A giant is landing in the Twin Cities.
Entertainment power couple Alicia Keys, 17-time Grammy-award winning singer and songwriter, and her husband Kasseem Dean, known as the rapper and producer Swizz Beatz, are bringing their massive exhibition “Giants: Art from the Dean Collection of Swizz Beatz and Alicia Keys,” to the Minneapolis Institute of Art.
Organized by Kimberli Gant, curator of modern and contemporary art at the Brooklyn Museum of Art, the show includes nearly 100 artworks by artists of the global Black diaspora. This is its third stop after Brooklyn and Atlanta. The show opens Saturday.
The timing is pertinent, with the five-year anniversary of George Floyd’s killing by Minneapolis police on the horizon and as President Donald Trump’s administration pulls back funds for organizations that center marginalized artists.
Here are five things to know before heading into “Giants.”
Alicia Keys wanted Minnesota to be the exhibit’s next stop
Prince is a connection for Keys, who recorded music with him and, with his permission, covered his song “How Come U Don’t Call Me Anymore,” and she also inducted him into the Rock & Roll Hall of Fame. In a December interview with the Star Tribune, Keys alluded to the wounds that remain locally and the continued collective healing from George Floyd’s killing nearly five years ago. That also inspired her to bring the show here.

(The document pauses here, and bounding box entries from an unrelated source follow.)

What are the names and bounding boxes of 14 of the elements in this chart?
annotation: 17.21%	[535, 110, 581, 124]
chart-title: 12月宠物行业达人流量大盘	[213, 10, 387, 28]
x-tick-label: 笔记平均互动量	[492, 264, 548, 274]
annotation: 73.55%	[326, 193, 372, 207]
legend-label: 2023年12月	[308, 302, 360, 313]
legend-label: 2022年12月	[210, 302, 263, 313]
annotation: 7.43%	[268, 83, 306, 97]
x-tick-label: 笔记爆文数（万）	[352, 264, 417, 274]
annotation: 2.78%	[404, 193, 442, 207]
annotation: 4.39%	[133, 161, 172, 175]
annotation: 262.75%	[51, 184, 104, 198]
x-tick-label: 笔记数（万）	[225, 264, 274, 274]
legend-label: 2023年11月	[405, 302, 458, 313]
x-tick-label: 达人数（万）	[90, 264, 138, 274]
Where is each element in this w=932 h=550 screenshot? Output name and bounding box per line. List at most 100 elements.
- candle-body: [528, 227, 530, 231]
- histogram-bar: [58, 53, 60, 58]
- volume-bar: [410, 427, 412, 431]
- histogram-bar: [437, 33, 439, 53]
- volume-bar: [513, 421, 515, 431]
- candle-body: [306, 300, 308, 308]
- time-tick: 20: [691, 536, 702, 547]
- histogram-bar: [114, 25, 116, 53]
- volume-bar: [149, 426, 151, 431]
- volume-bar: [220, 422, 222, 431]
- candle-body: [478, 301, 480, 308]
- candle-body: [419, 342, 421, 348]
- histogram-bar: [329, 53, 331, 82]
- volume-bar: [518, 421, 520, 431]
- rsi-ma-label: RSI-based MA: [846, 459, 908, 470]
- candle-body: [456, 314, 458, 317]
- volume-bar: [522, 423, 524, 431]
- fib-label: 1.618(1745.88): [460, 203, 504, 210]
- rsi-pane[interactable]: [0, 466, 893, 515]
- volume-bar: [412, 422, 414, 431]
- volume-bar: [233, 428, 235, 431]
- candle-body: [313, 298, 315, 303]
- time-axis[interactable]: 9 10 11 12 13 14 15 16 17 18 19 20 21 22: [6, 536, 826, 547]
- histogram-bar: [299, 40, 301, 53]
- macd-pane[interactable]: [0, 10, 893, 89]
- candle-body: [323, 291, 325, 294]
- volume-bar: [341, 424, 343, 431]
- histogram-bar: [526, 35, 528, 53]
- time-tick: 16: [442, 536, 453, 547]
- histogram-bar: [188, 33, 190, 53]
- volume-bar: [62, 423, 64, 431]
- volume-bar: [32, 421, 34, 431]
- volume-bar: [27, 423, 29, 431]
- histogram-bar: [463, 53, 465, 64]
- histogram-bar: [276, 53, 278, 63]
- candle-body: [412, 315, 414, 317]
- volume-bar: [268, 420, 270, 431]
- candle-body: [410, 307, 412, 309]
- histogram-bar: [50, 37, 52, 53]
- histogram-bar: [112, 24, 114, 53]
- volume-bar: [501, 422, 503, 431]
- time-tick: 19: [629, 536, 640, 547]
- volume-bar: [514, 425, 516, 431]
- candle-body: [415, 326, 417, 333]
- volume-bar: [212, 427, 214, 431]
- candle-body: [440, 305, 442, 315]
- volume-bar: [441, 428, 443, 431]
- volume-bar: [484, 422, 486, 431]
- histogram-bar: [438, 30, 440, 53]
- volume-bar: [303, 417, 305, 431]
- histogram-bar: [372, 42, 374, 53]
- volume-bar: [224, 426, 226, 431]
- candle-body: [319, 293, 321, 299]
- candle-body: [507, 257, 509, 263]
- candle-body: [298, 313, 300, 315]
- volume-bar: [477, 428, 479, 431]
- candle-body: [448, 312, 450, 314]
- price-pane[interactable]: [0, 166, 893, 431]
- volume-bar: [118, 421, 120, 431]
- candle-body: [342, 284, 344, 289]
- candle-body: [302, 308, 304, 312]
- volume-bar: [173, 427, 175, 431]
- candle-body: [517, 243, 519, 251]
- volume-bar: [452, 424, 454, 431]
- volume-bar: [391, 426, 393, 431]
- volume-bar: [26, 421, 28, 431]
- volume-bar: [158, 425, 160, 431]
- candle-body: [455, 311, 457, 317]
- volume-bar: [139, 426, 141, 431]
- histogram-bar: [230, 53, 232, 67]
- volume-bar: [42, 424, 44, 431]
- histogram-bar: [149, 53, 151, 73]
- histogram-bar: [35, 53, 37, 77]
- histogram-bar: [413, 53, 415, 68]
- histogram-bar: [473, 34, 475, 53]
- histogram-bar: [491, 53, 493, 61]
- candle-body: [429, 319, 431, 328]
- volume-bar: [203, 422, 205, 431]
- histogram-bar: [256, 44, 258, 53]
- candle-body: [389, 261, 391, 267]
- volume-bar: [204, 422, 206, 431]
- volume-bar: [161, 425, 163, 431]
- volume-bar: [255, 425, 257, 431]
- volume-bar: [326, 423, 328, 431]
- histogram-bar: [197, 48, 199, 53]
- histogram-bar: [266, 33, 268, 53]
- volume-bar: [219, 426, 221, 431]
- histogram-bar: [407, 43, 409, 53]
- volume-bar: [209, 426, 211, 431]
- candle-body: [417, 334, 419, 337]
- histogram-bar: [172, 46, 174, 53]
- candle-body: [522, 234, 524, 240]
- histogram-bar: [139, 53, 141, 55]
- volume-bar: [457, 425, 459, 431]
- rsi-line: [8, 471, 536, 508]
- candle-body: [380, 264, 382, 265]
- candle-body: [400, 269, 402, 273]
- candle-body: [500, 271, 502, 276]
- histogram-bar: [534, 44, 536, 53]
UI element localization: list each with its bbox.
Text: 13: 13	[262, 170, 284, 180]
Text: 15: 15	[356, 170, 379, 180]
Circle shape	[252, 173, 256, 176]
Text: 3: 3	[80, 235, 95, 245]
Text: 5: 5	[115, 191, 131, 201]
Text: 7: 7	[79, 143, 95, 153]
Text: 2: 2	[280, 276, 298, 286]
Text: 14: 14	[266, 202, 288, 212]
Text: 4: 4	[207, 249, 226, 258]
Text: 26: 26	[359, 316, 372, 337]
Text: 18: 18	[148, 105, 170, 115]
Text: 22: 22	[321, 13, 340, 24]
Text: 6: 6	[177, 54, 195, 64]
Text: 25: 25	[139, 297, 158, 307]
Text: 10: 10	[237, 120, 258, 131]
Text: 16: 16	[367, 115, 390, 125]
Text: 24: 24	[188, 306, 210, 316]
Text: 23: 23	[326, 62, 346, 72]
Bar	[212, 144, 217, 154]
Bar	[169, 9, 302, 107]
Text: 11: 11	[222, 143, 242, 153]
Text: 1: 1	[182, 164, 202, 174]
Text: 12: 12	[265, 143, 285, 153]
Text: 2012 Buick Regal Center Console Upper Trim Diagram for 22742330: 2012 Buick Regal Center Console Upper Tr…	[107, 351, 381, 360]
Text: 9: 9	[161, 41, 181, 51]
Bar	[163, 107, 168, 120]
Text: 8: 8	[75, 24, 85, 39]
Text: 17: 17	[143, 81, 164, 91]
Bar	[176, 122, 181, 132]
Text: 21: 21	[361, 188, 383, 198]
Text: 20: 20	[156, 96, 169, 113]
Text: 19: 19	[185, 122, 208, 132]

“We know that there is so much healing that has to happen — that is happening,” Keys said. “We are the custodians and guardians of each other’s healing.”

‘Giants’ centers work by Black artists
Of the nearly 100 works in the show, visitors can expect to see huge Kehinde Wiley paintings, Soundsuits by Nick Cave, photographs by Jamel Shabazz and St. Paul’s Gordon Parks and an installation by Ebony G. Patterson, among others.